Une étude majeure demande des améliorations dans le traitement de l'hypertension à l'échelle mondiale. La Commission Lancet pour l'Hypertension évoque des 'aspects non résolus' qui, s'ils étaient pris en compte, pourraient aider à résoudre le problème d'une pression artérielle trop élevée, première cause de mortalité dans le monde.

Parmi ces aspects figurent la méthode de mesure de la tension et le débat autour des niveaux d'apport en sel acceptables pour la santé dans le régime alimentaire.

Débutée aujourd'hui à l'occasion de la rencontre scientifique de la Société Internationale de l'Hypertension qui se tient à Séoul en Corée du Sud, la Commission affirme que l'hypertension passe inaperçue car il n'existe aucun symptôme et du fait de procédés de dépistage inadaptés. Malgré les connaissances approfondies sur les manières de prévenir et de traiter l'hypertension, la maladie affecte 30% des adultes dans le monde.

Stuart Spencer, Éditeur Exécutif chez Lancet, a déclaré : "l'hypertension est la principale cause de maladie cardiovasculaire et reste souvent non traitée. Le rapport identifie un certain nombre de questions qui restent sans réponse, comme par exemple comment les gens dans les pays en voie de développement peuvent avoir accès aux traitements et au dépistage. Il tente également de mettre en avant de nouvelles manières de résoudre le problème de l'hypertension, à la fois au niveau individuel et d'un point de vue politique de santé."

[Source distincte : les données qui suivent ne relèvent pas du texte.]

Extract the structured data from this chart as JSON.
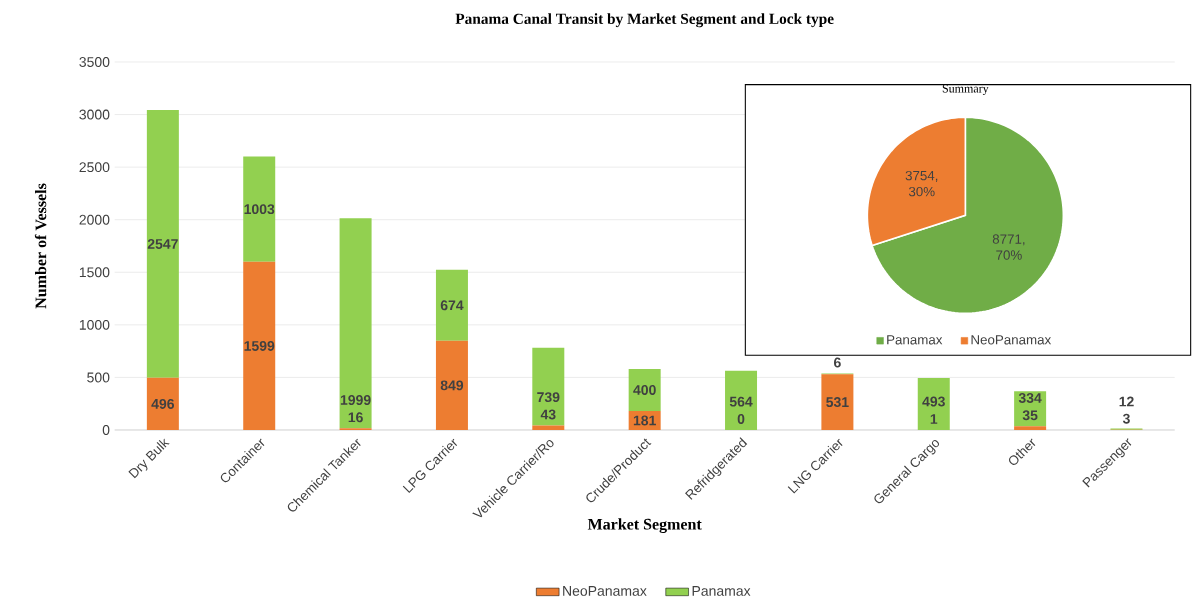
{
  "chart_data": [
    {
      "type": "bar",
      "title": "Panama Canal Transit by Market Segment and Lock type",
      "xlabel": "Market Segment",
      "ylabel": "Number of Vessels",
      "categories": [
        "Dry Bulk",
        "Container",
        "Chemical Tanker",
        "LPG Carrier",
        "Vehicle Carrier/Ro",
        "Crude/Product",
        "Refridgerated",
        "LNG Carrier",
        "General Cargo",
        "Other",
        "Passenger"
      ],
      "series": [
        {
          "name": "NeoPanamax",
          "color": "#ed7d31",
          "values": [
            496,
            1599,
            16,
            849,
            43,
            181,
            0,
            531,
            1,
            35,
            3
          ]
        },
        {
          "name": "Panamax",
          "color": "#92d050",
          "values": [
            2547,
            1003,
            1999,
            674,
            739,
            400,
            564,
            6,
            493,
            334,
            12
          ]
        }
      ],
      "stacked": true,
      "ylim": [
        0,
        3500
      ],
      "yticks": [
        0,
        500,
        1000,
        1500,
        2000,
        2500,
        3000,
        3500
      ],
      "grid": "y",
      "legend": "bottom",
      "data_labels": true
    },
    {
      "type": "pie",
      "title": "Summary",
      "categories": [
        "Panamax",
        "NeoPanamax"
      ],
      "values": [
        8771,
        3754
      ],
      "colors": [
        "#70ad47",
        "#ed7d31"
      ],
      "value_labels": [
        "8771, 70%",
        "3754, 30%"
      ],
      "legend": "bottom"
    }
  ]
}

Le professeur Neil Poulter, futur Président de la Société Internationale de l'Hypertension (SIH), a affirmé : "Nous sommes heureux que la Commission ait choisi de publier ce rapport très important à l'occasion de notre évènement. L'hypertension est très répandue et il est essentiel d'attirer l'attention des professionnels de santé et du public à l'échelle mondiale.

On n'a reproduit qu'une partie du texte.